If you’ve been longing for a return to the late 90s, when every Blockbuster Video in America was glutted with darkly comic crime thrillers chasing the “Pulp Fiction” gold, then “Mr. Right” has your ticket. The film’s screenplay is such a throwback to the heady days of “8 Heads in a Duffel Bag,” “2 Days in the Valley,” and “Things to Do in Denver When You’re Dead,” it’s hard to believe it was written by wunderkind Max Landis, who was a mere 15 years old when the Y2K crisis permanently jolted the country from its Tarantino-induced stupor.
As is requisite for a movie of this sort, “Mr. Right” centers on a hitman (Sam Rockwell)—actually, in this case, a “reverse hitman” who kills the people who attempt to hire him—who carries out his vicious duties with an impish nonchalance, by which I mean he wears a clown nose and looks sort of bored. The hitman falls for an adorable young kook (Anna Kendrick) who’s just dumped her philandering boyfriend. And she falls for him. She discovers he’s a hitman. She doesn’t approve. They become embroiled in a bit of intrigue that is both convoluted and not very interesting.
“Mr. Right,” then, is not a terribly original film. Even the brief synopsis I’ve outlined above has probably reminded many readers of “Gross Pointe Blank” (perhaps the best of the post-”Pulp Fiction” hitman comedies), and, if one needs further evidence that this film has taken more than a few pages from the Tarantino playbook, I would point out that it features Tim Roth in a black suit and tie.
A lack of originality, however, is the least of “Mr.

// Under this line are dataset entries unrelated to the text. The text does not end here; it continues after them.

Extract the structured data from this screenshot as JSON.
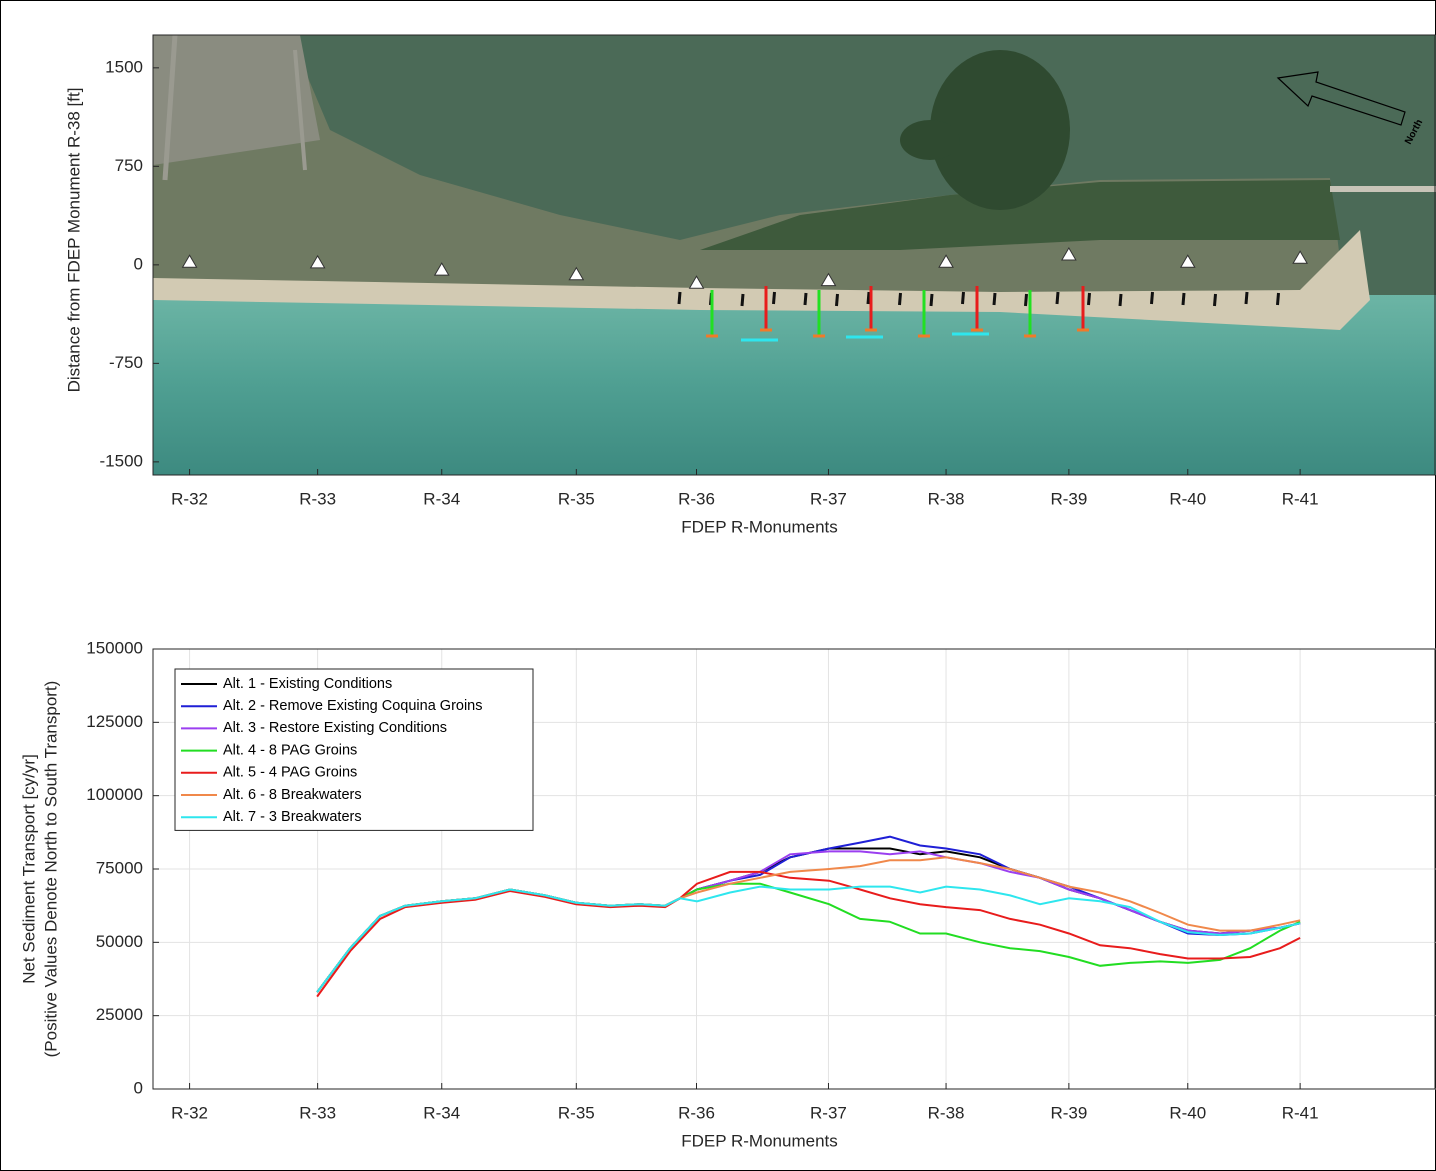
{
  "chart_data": [
    {
      "type": "scatter",
      "ylabel": "Distance from FDEP Monument R-38 [ft]",
      "xlabel": "FDEP R-Monuments",
      "north_label": "North",
      "xlim": [
        -6070,
        3750
      ],
      "ylim": [
        -1600,
        1750
      ],
      "yticks": [
        -1500,
        -750,
        0,
        750,
        1500
      ],
      "xticks": [
        {
          "value": -5790,
          "label": "R-32"
        },
        {
          "value": -4810,
          "label": "R-33"
        },
        {
          "value": -3860,
          "label": "R-34"
        },
        {
          "value": -2830,
          "label": "R-35"
        },
        {
          "value": -1910,
          "label": "R-36"
        },
        {
          "value": -900,
          "label": "R-37"
        },
        {
          "value": 0,
          "label": "R-38"
        },
        {
          "value": 940,
          "label": "R-39"
        },
        {
          "value": 1850,
          "label": "R-40"
        },
        {
          "value": 2710,
          "label": "R-41"
        }
      ],
      "grid": false,
      "marker_color": "#ffffff",
      "x": [
        -5790,
        -4810,
        -3860,
        -2830,
        -1910,
        -900,
        0,
        940,
        1850,
        2710
      ],
      "values": [
        20,
        15,
        -40,
        -75,
        -140,
        -120,
        20,
        75,
        20,
        50
      ]
    },
    {
      "type": "line",
      "ylabel": [
        "Net Sediment Transport [cy/yr]",
        "(Positive Values Denote North to South Transport)"
      ],
      "xlabel": "FDEP R-Monuments",
      "xlim": [
        -6070,
        3750
      ],
      "ylim": [
        0,
        150000
      ],
      "yticks": [
        0,
        25000,
        50000,
        75000,
        100000,
        125000,
        150000
      ],
      "xticks": [
        {
          "value": -5790,
          "label": "R-32"
        },
        {
          "value": -4810,
          "label": "R-33"
        },
        {
          "value": -3860,
          "label": "R-34"
        },
        {
          "value": -2830,
          "label": "R-35"
        },
        {
          "value": -1910,
          "label": "R-36"
        },
        {
          "value": -900,
          "label": "R-37"
        },
        {
          "value": 0,
          "label": "R-38"
        },
        {
          "value": 940,
          "label": "R-39"
        },
        {
          "value": 1850,
          "label": "R-40"
        },
        {
          "value": 2710,
          "label": "R-41"
        }
      ],
      "grid": true,
      "legend": "upper left",
      "x": [
        -4814,
        -4561,
        -4332,
        -4140,
        -3857,
        -3604,
        -3337,
        -3069,
        -2832,
        -2571,
        -2342,
        -2150,
        -2036,
        -1906,
        -1653,
        -1423,
        -1194,
        -895,
        -658,
        -429,
        -199,
        0,
        260,
        490,
        719,
        941,
        1179,
        1408,
        1638,
        1852,
        2097,
        2327,
        2556,
        2710
      ],
      "series": [
        {
          "name": "Alt. 1 - Existing Conditions",
          "color": "#000000",
          "values": [
            33000,
            48000,
            59000,
            62500,
            64000,
            65000,
            68000,
            66000,
            63500,
            62500,
            63000,
            62500,
            65000,
            68000,
            71000,
            74000,
            79000,
            82000,
            82000,
            82000,
            80000,
            81000,
            79000,
            75000,
            72000,
            68000,
            65000,
            61000,
            57000,
            54000,
            53000,
            54000,
            55000,
            56500
          ]
        },
        {
          "name": "Alt. 2 - Remove Existing Coquina Groins",
          "color": "#1f1fd6",
          "values": [
            33000,
            48000,
            59000,
            62500,
            64000,
            65000,
            68000,
            66000,
            63500,
            62500,
            63000,
            62500,
            65000,
            68000,
            71000,
            73000,
            79000,
            82000,
            84000,
            86000,
            83000,
            82000,
            80000,
            75000,
            72000,
            69000,
            65000,
            61000,
            57000,
            53000,
            52500,
            53000,
            55000,
            56500
          ]
        },
        {
          "name": "Alt. 3 - Restore Existing Conditions",
          "color": "#9b3ff0",
          "values": [
            33000,
            48000,
            59000,
            62500,
            64000,
            65000,
            68000,
            66000,
            63500,
            62500,
            63000,
            62500,
            65000,
            68000,
            71000,
            74000,
            80000,
            81000,
            81000,
            80000,
            81000,
            79000,
            77000,
            74000,
            72000,
            68000,
            65000,
            61000,
            57000,
            54000,
            53000,
            54000,
            55000,
            56500
          ]
        },
        {
          "name": "Alt. 4 - 8 PAG Groins",
          "color": "#22dd22",
          "values": [
            33000,
            48000,
            59000,
            62500,
            64000,
            65000,
            68000,
            66000,
            63500,
            62500,
            63000,
            62500,
            65000,
            68000,
            70000,
            70000,
            67000,
            63000,
            58000,
            57000,
            53000,
            53000,
            50000,
            48000,
            47000,
            45000,
            42000,
            43000,
            43500,
            43000,
            44000,
            48000,
            54000,
            57000
          ]
        },
        {
          "name": "Alt. 5 - 4 PAG Groins",
          "color": "#e81c1c",
          "values": [
            31500,
            47000,
            58000,
            62000,
            63500,
            64500,
            67500,
            65500,
            63000,
            62000,
            62500,
            62000,
            65000,
            70000,
            74000,
            74000,
            72000,
            71000,
            68000,
            65000,
            63000,
            62000,
            61000,
            58000,
            56000,
            53000,
            49000,
            48000,
            46000,
            44500,
            44500,
            45000,
            48000,
            51500
          ]
        },
        {
          "name": "Alt. 6 - 8 Breakwaters",
          "color": "#f0884a",
          "values": [
            33000,
            48000,
            59000,
            62500,
            64000,
            65000,
            68000,
            66000,
            63500,
            62500,
            63000,
            62500,
            65000,
            67000,
            70000,
            72000,
            74000,
            75000,
            76000,
            78000,
            78000,
            79000,
            77000,
            75000,
            72000,
            69000,
            67000,
            64000,
            60000,
            56000,
            54000,
            54000,
            56000,
            57500
          ]
        },
        {
          "name": "Alt. 7 - 3 Breakwaters",
          "color": "#2ee6ee",
          "values": [
            33000,
            48000,
            59000,
            62500,
            64000,
            65000,
            68000,
            66000,
            63500,
            62500,
            63000,
            62500,
            65000,
            64000,
            67000,
            69000,
            68000,
            68000,
            69000,
            69000,
            67000,
            69000,
            68000,
            66000,
            63000,
            65000,
            64000,
            62000,
            57000,
            53500,
            52500,
            53000,
            55000,
            56500
          ]
        }
      ]
    }
  ]
}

Right”’s problems. The much bigger issue is that the film is sloppily made from soup to nuts. In the right hands, Landis’s screenplay might have worked, but director Paco Cabezas steps on the comedy, botches the action, and just generally seems to have little understanding of how to make this material work. Every scene feels rushed through and haphazardly staged, and Cabezas gives no space to his performers. It would be impossible to completely dull the charm of performers as likable as Rockwell and Kendrick—the latter of whom does her damnedest to lend the film a bit of energy—but Cabezas never allows them to establish a rapport. Kendrick’s manic oddball and Rockwell’s insouciant killer seem like a promising pairing, but they never really get a chance to click.
If “Mr. Right” were ever going to work, it would be by sitting back and allowing Rockwell and Kendrick to get loose and bounce off each other, but rather than focusing on the central relationship, the film attempts to coast on its “irreverent” attitude, as if the mere idea of a hitman who coolly discusses gummi bears just before storming a house full of armed men were enough to carry the film. Unfortunately, the action is just as carelessly executed as the comedy. Cabezas leans heavily on gimmicky slo-mo and obvious body doubles, giving the film’s various shootouts a cheap, disposable quality that’s only exacerbated by a generic score and cheesy music cues.